道すがら
朝イチの飛行機。まだ外は真っ暗で月がのぼっている。自宅に戻ってシャワーを浴びて
支度して、今。羽田空港。
朝イチなのに満席で乗れなかった山本は、空いていた他社便で来る事になったと連絡が来てた。
あ、もう祝日だったか。って気がついたのは空港に来てからだった。人、多い。
飛行機に乗った時、たまたま目があったCAさんにガン見された。何か、変だったかな。
座ったらソッコー寝よう。少しでも。
そんな事を考えて22のA。窓側の席に座った。
すぐに深い眠りについた。
目が覚めると何かが頭を触ってる感覚、と言うか柔らかいものに触れてる。
何か心地いいな、なんだろ。
微睡んでいたが、頭が急に覚醒した。
はっ!!!
横を見ると、困った様子で女の子が微笑んだ。
肩に寄りかかってがっつり寝てた。
「…す゛みま゛せん゛」全力で声を振り絞った。
すると、女の子は微笑んで
「お疲れですね。」そう言うと、
黒髪の胸まである少し巻いてる黒髪が揺れた。
花の香り。香水?じゃないな。
やべ、変態か。目がみれない。
年下の様に見えるその女の子は、そんな挙動不審な俺を真っ直ぐみていた。
咳が出てきた。
苦しい。
「大丈夫ですか?苦しそうですけど、飴よければ。」
のど飴をくれた。
「、、、ぁ゛りがとうございます゛」そう言って、俺は素直に受け取った。
「辛そうですね。何か飲みますか?」彼女がそう言うと、近くを通ったCAさんに飲み物を頼んでくれた。
「全然気にせず、ゆっくりされてください。」
「す゛みまぜん。」
若いのに丁寧だな、そんな事を考えながら、言ってくれた言葉が心地よくてまた少し眠りについた。
誰かが遠くで、話してる声が聞こえる。
「~揺れる予想です~ください。」あ、アナウンスか。
ずっと椅子に座ってると、自分のデカさのせい体が痛くなる。ちょっと座席を立って、伸びでもしないと辛い。そう思い、隣の女の子へ声をかけた。
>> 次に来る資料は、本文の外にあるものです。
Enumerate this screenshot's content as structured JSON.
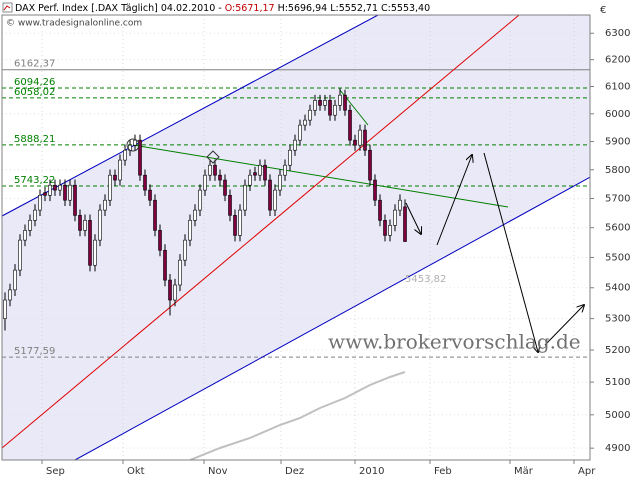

「…すみま゛せ゛ん。ちょっと立ってもいいですか?」あれ、意外に声がでるようになった。よかったー。
「声、よくなりましたね。」女の子が微笑んできた。
そう言って、耳に髪をかけて見えたパールのピアスがとても似合ってる。
「すみまぜん。ありがとうございます。」コミ障か俺。もっと気のきく一言言えよ。
そんなことを考えながら通路に出た途端、眩暈に襲われ、目の前が真っ暗になった。暗転。